You can also do this if you want, in your schema.xml, just create a new field, text_en_filtered, and copy the text from text_en there, and filter the stopwords there. Then you can just search in that field which doesn't have any stopwords anymore.

<field name="text_en_filtered" type="text_en_filtered" indexed="true" stored="false" multiValued="false"/>
<copyField source="text" dest="text_en_filtered"/>
<fieldType name="text_en_filtered" class="solr.TextField" positionIncrementGap="100">
    ... // Analyzer with stopwords filtering here..
</fieldType>
0
votes

Sorry, your question is not clear. So i am guessing and attempting to answer what might be your question. Here is how stopwords processed. If you have <filter class="solr.StopFilterFactory" ignoreCase="true" words="lang/stopwords_en.txt" /> during index time, Solr will not index stop words and you will not see these words in your resulting facets. Also, you need to use this during query time for proper matches.

If you have <filter class="solr.StopFilterFactory" ignoreCase="true" words="lang/stopwords_en.txt" /> during query time you are only removing the stopwords from your query phrase before Solr executes your query.

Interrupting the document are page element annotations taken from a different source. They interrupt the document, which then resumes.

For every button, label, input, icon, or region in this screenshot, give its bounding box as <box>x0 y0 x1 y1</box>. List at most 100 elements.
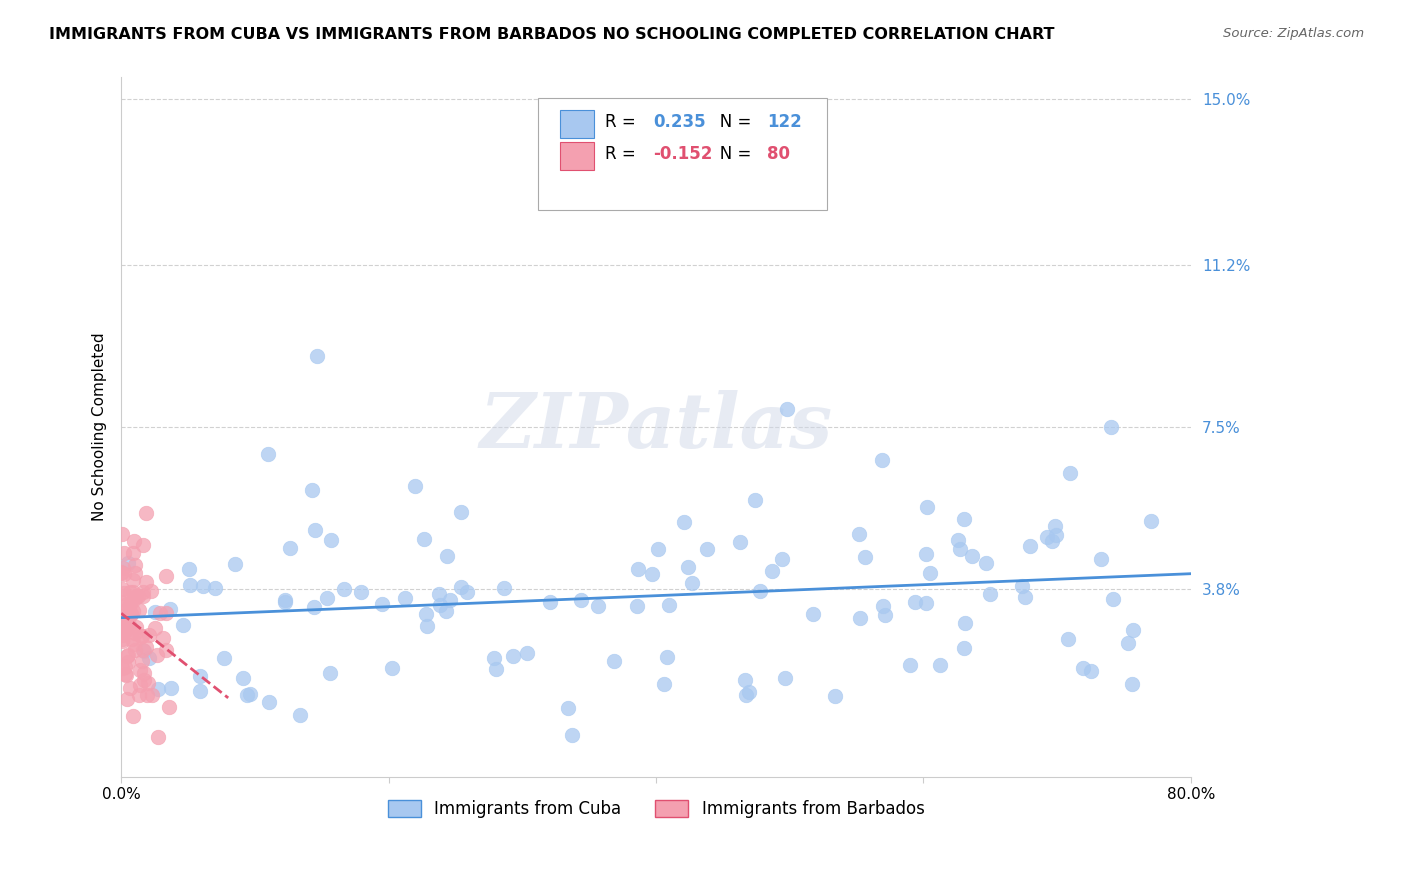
Point <box>135 640 157 655</box>
Point <box>129 663 152 677</box>
Point <box>603 654 626 668</box>
Point <box>236 688 259 702</box>
Point <box>124 558 146 573</box>
Point <box>870 452 893 467</box>
Point <box>676 559 699 574</box>
Point <box>117 600 139 615</box>
Point <box>111 582 134 596</box>
Point <box>450 505 472 519</box>
Point <box>139 584 162 599</box>
Point <box>138 650 160 665</box>
Point <box>112 625 135 640</box>
Point <box>569 592 592 607</box>
Point <box>115 597 138 611</box>
Point <box>179 578 201 592</box>
Point <box>131 654 153 668</box>
Point <box>124 643 146 657</box>
Point <box>111 561 134 575</box>
Point <box>775 401 797 416</box>
Point <box>114 667 136 681</box>
Point <box>239 687 262 701</box>
Point <box>914 547 936 561</box>
Point <box>135 574 157 589</box>
Point <box>114 667 136 681</box>
Point <box>111 661 134 675</box>
Point <box>117 648 139 662</box>
Point <box>188 683 211 698</box>
Point <box>117 618 139 632</box>
Point <box>429 587 451 601</box>
Text: R =: R = <box>605 112 641 130</box>
Text: 122: 122 <box>768 112 801 130</box>
Point <box>416 618 439 632</box>
Point <box>127 589 149 603</box>
Point <box>214 650 236 665</box>
Point <box>734 673 756 687</box>
Point <box>134 665 156 680</box>
Point <box>1019 539 1042 553</box>
Point <box>149 606 172 620</box>
Point <box>898 657 921 672</box>
Point <box>112 617 135 632</box>
Point <box>953 615 976 630</box>
Point <box>122 534 145 549</box>
Point <box>143 621 166 635</box>
Point <box>125 620 148 634</box>
Text: N =: N = <box>704 145 756 163</box>
Point <box>848 526 870 541</box>
Point <box>647 542 669 557</box>
Point <box>110 566 132 581</box>
Point <box>111 632 134 647</box>
Point <box>274 593 297 607</box>
Point <box>1122 623 1144 637</box>
Y-axis label: No Schooling Completed: No Schooling Completed <box>93 333 107 522</box>
Point <box>735 688 758 702</box>
Point <box>586 599 609 613</box>
Point <box>135 688 157 702</box>
Point <box>1011 579 1033 593</box>
Point <box>155 643 177 657</box>
Point <box>118 607 141 621</box>
Point <box>117 655 139 669</box>
Point <box>381 660 404 674</box>
Point <box>436 549 458 564</box>
Point <box>131 537 153 551</box>
Point <box>319 533 342 547</box>
Point <box>744 492 766 507</box>
Point <box>155 607 177 621</box>
Point <box>658 598 681 612</box>
Point <box>157 700 180 714</box>
Point <box>516 647 538 661</box>
Point <box>132 673 155 688</box>
Point <box>224 558 246 572</box>
Point <box>191 579 214 593</box>
Point <box>627 562 650 576</box>
Point <box>257 446 280 460</box>
Point <box>979 587 1001 601</box>
Point <box>1057 632 1080 646</box>
Point <box>288 707 311 722</box>
Point <box>974 556 997 570</box>
Point <box>120 607 142 621</box>
Point <box>801 607 824 621</box>
Point <box>122 637 145 651</box>
Point <box>318 666 340 681</box>
Point <box>177 562 200 576</box>
Point <box>138 675 160 690</box>
Point <box>855 549 877 564</box>
Point <box>122 708 145 723</box>
FancyBboxPatch shape <box>538 98 827 211</box>
Point <box>121 632 143 646</box>
Point <box>904 595 927 609</box>
Point <box>960 549 983 563</box>
Point <box>1090 552 1112 566</box>
Text: R =: R = <box>605 145 641 163</box>
Point <box>122 546 145 560</box>
Point <box>915 596 938 610</box>
Point <box>160 681 183 695</box>
Point <box>146 648 169 662</box>
Point <box>929 657 952 672</box>
Point <box>413 532 436 546</box>
Text: -0.152: -0.152 <box>652 145 713 163</box>
Text: 0.235: 0.235 <box>652 112 706 130</box>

Update Your incorrect understanding of analysis chain seem to be cause of your confusion. Your q paramter is ":" , So if you have StopFilterFactory during query time, as mentioned above you will filter stopwords words from ":" not from query results. You will endup with still stopdwords in your results since you are facetting on text. You need to understand that query time analysis is on QUERY not on results.Your "text" still got stopwords which will show up in results. It is better and easy to remove results that you do not want on client side in this case.

0
votes

I am afraid that you will have to reindex, unless you can dig into the faceting code and filter them out before aggregation process. You can speed up the process by reducing the document set to reindex only to the documents that contains the new stop word/s in case.